I haven't tried power cycling while moving, but after shutting the car off and restarting it, the cruise again works - so it appears that whatever is failing is "latching" the cruise off, and then resetting it the next time the car power cycles.

Any idea about what the problem might be?  Cost / effort to fix?  (Given the vintage of the car, it probably isn't worth a lot of expense, but if it's a cheap part....)

Gooserider


----------



## Ugly (Feb 2, 2009)

I've dealt with this specific issue an other Chryslers twice- both times it was vacuum related. I'm not saying that's what's wrong with yours , I can only relate my experiences. If the vacuum dies slowly to the control system, the cruise suddenly cuts off. On my Jeep, it was the vacuum cannister, I'd actually damaged it offroading with my kid and I didn't figure it out until it was bad enough to effect other systems (heater position controls etc..) . On the wifes car at that time it was simply a cracked vacuum hose to the cruise system and the system would bleed off and the cruise would disengage. Both use the same same design and parts as the minivan you mention. Hope that helps as a place to start.


----------



## Bad Wolf (Feb 3, 2009)

I had a similar problem wth the cruise control on my Land Rover.  The vacum hose was cracked where it attached to the module. For me the fix was to cut off 1 inch of hose and reattach.


----------



## struggle (Feb 3, 2009)

Chrysler had issues with the cruise not holding maintaining speed due to vacuum tank issues (under the battery) but since you say the light does not even turn on I would guess the servo is going bad or a steering wheel switch is acting up. My money would be on the servo.  
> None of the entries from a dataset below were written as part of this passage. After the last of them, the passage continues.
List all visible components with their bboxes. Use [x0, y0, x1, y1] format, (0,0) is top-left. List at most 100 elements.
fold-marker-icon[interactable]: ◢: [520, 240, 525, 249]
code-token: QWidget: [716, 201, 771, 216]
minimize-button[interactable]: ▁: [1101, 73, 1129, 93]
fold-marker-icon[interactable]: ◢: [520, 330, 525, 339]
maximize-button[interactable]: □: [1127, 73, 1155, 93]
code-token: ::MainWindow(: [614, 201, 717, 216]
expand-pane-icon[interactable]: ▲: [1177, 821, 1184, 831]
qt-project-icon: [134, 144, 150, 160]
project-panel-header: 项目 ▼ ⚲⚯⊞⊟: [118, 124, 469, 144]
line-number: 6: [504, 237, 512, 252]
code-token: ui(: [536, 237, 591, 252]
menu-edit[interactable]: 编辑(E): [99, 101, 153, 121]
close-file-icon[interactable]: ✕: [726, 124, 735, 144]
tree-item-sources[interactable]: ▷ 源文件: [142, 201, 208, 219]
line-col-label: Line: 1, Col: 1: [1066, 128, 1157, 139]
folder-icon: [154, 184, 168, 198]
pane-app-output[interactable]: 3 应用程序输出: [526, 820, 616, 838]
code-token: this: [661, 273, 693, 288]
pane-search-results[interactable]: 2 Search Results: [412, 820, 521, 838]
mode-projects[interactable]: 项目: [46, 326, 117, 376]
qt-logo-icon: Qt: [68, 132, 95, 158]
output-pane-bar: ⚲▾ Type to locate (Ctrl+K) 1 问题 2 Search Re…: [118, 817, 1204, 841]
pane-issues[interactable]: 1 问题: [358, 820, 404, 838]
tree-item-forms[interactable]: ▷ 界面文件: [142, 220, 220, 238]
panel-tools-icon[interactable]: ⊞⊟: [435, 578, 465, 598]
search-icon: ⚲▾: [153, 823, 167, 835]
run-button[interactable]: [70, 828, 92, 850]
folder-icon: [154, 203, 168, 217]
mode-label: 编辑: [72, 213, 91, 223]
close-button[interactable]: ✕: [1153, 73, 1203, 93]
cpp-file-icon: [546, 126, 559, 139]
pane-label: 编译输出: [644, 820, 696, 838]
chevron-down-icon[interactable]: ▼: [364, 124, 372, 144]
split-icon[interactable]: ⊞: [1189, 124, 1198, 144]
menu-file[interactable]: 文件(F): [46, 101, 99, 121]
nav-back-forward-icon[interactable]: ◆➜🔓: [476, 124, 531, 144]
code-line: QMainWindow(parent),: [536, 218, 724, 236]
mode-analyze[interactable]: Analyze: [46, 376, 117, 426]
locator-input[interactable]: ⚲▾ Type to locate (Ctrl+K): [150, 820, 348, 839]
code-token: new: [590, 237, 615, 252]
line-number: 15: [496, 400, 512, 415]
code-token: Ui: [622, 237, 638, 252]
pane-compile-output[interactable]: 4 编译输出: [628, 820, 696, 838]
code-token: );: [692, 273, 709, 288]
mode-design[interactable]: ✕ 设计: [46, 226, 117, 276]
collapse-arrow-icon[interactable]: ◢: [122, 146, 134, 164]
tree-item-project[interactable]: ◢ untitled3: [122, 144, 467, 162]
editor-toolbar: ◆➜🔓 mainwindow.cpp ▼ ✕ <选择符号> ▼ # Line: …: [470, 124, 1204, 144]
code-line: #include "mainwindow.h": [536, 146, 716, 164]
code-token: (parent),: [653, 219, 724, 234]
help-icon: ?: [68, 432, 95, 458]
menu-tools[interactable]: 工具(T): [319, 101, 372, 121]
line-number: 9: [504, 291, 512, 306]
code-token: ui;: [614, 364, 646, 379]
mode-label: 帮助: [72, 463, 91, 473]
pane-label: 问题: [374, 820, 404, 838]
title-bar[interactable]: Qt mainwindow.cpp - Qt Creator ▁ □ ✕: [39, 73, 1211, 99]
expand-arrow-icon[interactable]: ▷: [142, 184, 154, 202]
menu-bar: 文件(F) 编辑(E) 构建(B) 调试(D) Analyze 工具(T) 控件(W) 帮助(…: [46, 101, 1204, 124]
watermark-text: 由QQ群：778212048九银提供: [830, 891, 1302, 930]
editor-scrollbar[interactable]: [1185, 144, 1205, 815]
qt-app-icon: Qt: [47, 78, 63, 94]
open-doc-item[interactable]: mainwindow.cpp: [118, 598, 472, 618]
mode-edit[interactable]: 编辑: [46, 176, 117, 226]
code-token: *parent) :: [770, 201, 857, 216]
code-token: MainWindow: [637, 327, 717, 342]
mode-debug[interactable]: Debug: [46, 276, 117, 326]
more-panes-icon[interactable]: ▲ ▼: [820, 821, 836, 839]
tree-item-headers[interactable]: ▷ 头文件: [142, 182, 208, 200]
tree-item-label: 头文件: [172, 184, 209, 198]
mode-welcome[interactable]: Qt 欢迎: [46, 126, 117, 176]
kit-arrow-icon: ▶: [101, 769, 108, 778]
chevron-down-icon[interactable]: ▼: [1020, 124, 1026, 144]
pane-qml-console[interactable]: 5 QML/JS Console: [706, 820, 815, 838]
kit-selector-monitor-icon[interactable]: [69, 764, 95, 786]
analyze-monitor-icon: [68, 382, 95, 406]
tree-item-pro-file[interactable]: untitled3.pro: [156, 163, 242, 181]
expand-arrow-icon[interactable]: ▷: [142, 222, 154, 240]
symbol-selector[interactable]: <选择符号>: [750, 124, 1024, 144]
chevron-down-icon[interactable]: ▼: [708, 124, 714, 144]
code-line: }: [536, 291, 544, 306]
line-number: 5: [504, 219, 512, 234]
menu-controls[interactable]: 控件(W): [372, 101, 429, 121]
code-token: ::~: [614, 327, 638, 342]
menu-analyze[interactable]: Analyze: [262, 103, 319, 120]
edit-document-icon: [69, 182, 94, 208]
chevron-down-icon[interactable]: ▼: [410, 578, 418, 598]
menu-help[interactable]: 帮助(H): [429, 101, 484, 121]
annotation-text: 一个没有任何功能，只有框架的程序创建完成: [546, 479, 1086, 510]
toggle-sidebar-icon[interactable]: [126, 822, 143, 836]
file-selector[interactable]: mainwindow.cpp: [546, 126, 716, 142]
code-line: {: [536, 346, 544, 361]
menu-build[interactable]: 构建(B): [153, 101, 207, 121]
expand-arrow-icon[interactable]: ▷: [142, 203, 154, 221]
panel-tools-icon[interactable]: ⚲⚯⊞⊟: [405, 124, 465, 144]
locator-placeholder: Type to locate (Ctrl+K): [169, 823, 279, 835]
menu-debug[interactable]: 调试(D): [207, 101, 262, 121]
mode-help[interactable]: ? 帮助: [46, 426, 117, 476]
The only way you can really see what is happening is to have a scan tool on it when it is not turning on and then see if it shows the cruise switch being pushed. Not any easy thing is you do not have the capability. If the system is working normally I doubt it will show anything wrong until it quits and then you would have to use the scan tool without shutting the van off to keep it in the state of not working. 

There is the chance it could be the clock spring behind the steering wheel going bad but they usually ether work or don't and you are having intermittent issue.

If you were to just take a stab at it I would guess servo as when I worked at Chrysler it was not uncommon to replace them, but this time I would just be guessing.


----------



## Gooserider (Feb 3, 2009)

Thanks for the replies - the GF did find the recall blurb on the clock spring, but she said when it kicked out on her the other day she tried the horn, and that still worked - supposedly the clock spring issue also takes out the horn...

One person mentioned the heater sometimes getting affected by a vaccum leak...  Ours works, but it seems like it doesn't crank out the heat like it used to, though it's hard to tell.  

I'm just guessing, but I'd imagine the servo itself would be an expensive part, however it doesn't sound like it would be hard to have the shop take a look at the vaccum lines the next time we send it in for other stuff (I could do a lot of the repair work on the van, but have chosen not to for various reasons...)

Gooserider


----------



## struggle (Feb 4, 2009)

The clock spring wire can break only on one circuit so the horn still could work. I really doubt the cruise  would work at all if it were the clock spring.


----------